Personal information
- Full name: John Lees
- Born: 5 September 1861 Ashton-under-Lyne, Lancashire, England
- Died: 20 December 1934 (aged 73) Brenchley, Kent, England
- Batting: Right-handed
- Bowling: Right-arm slow

Domestic team information
- 1881: Cambridge University
- 1897–1899: Cambridgeshire

Career statistics
| Competition | First-class |
| Matches | 1 |
| Runs scored | 15 |
| Batting average | 7.50 |
| 100s/50s | –/– |
| Top score | 9 |
| Balls bowled | 8 |
| Wickets | 0 |
| Bowling average | – |
| 5 wickets in innings | – |
| 10 wickets in match | – |
| Best bowling | – |
| Catches/stumpings | –/– |
- Source: Cricinfo, 21 July 2019

= John Lees (cricketer) =

English cricketer (1861–1934)

John Lees (5 September 1861 – 20 December 1934) was an English first-class cricketer.

The son of Samuel Lees, he was born at Ashton-under-Lyne in September 1861. He was educated at Uppingham School, before going up to Jesus College, Cambridge. While at Cambridge, he made a single appearance in first-class cricket for Cambridge University against the Marylebone Cricket Club at Fenner's in 1881. Batting twice in the match, he was dismissed in the Cambridge first-innings by Alfred Shaw for 6 runs, while in their second-innings he was dismissed for 9 runs by Fred Morley. Though he did not gain a blue in cricket, he did gain a rugby blue.
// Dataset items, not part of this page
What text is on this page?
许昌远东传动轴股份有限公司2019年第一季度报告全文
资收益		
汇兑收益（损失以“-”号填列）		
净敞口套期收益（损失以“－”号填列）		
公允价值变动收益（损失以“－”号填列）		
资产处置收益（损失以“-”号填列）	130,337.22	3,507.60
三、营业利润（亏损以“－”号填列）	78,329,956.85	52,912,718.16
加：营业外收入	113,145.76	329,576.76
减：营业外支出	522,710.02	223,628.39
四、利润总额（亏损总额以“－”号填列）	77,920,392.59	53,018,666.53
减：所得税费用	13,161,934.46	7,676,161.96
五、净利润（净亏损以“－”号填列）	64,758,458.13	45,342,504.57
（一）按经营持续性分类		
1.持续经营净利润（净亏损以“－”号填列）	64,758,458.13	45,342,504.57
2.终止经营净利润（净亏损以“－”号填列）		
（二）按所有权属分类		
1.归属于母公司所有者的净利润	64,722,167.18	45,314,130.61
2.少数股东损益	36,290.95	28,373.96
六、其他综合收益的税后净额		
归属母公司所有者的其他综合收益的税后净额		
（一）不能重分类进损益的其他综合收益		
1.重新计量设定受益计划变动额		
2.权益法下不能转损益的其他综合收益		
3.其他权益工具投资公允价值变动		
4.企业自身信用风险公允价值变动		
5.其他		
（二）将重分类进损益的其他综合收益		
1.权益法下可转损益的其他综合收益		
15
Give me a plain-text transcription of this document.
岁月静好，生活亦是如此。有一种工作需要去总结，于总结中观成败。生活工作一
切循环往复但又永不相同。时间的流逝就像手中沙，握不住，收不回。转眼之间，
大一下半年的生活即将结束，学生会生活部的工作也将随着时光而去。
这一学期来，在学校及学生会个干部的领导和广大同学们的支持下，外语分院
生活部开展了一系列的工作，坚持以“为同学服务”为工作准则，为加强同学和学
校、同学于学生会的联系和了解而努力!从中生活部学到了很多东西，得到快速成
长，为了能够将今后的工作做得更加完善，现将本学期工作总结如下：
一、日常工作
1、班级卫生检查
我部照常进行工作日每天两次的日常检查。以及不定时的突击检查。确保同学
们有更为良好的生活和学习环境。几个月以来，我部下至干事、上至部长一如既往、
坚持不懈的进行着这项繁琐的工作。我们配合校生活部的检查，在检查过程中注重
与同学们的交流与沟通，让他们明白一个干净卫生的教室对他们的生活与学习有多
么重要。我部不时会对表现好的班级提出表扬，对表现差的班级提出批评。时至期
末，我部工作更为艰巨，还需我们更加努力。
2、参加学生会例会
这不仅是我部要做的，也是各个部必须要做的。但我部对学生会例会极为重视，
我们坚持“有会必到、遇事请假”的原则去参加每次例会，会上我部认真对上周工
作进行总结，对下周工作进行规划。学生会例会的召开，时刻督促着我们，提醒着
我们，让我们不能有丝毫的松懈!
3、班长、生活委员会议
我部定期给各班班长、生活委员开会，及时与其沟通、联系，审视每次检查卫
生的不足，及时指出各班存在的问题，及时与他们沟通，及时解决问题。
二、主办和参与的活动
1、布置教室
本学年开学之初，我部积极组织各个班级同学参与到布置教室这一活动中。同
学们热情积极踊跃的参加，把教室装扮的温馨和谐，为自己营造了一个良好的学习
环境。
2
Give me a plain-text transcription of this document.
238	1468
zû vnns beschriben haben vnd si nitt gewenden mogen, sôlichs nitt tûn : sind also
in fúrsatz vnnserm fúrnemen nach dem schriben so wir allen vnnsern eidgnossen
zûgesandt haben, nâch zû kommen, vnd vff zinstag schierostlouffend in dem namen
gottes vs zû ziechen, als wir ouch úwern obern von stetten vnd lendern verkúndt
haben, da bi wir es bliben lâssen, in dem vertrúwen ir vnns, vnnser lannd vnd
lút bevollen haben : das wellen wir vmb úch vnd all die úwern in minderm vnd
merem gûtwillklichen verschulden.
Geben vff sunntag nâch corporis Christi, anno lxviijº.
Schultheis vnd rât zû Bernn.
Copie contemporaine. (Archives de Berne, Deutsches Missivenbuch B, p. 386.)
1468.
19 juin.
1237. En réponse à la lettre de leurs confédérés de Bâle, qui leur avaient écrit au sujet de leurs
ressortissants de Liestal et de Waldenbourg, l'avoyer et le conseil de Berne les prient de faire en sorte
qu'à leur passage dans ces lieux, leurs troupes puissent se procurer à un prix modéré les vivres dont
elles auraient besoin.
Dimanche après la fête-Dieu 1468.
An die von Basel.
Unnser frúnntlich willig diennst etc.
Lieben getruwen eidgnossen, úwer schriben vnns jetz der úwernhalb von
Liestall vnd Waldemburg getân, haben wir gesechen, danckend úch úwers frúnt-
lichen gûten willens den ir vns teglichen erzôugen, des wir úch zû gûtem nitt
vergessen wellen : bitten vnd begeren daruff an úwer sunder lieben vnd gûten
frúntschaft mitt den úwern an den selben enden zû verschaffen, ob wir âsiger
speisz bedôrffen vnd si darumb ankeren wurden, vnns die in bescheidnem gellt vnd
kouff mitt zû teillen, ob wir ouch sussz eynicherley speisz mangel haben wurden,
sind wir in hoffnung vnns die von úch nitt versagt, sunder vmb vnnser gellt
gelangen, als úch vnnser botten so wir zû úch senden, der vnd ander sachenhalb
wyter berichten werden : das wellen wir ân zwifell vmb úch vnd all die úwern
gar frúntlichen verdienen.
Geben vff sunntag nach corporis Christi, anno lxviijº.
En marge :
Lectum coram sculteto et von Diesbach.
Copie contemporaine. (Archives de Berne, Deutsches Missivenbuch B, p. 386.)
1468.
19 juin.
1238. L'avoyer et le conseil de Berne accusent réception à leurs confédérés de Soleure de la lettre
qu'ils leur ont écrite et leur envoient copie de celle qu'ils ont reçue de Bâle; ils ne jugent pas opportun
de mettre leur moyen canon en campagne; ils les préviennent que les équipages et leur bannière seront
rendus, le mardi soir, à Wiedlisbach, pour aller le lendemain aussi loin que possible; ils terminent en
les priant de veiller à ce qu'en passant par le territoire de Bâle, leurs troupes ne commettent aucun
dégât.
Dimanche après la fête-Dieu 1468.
After graduating from Cambridge, Lees attended the Royal Military College, Sandhurst, graduating into the West India Regiment as a second lieutenant in August 1885. He held the rank of lieutenant by November 1887, with Lees serving in the British expedition up the River Gambia against Fodey Kabba in 1891-92, and later serving as a garrison adjutant in British Jamaica. He transferred to the Prince of Wales's Leinster Regiment (Royal Canadians) as a captain in May 1894, before transferring once more to the Royal West Kent Regiment in September of the same year. He played minor counties cricket for Cambridgeshire from 1897-99, making ten appearances in the Minor Counties Championship.

He retired from active service in May 1903, retaining the rank of captain. After retiring he became a farmer, but later returned to the Royal West Kent Regiment to serve during the First World War, in the course of which he was mentioned in dispatches. He died in December 1934 at Brenchley, Kent.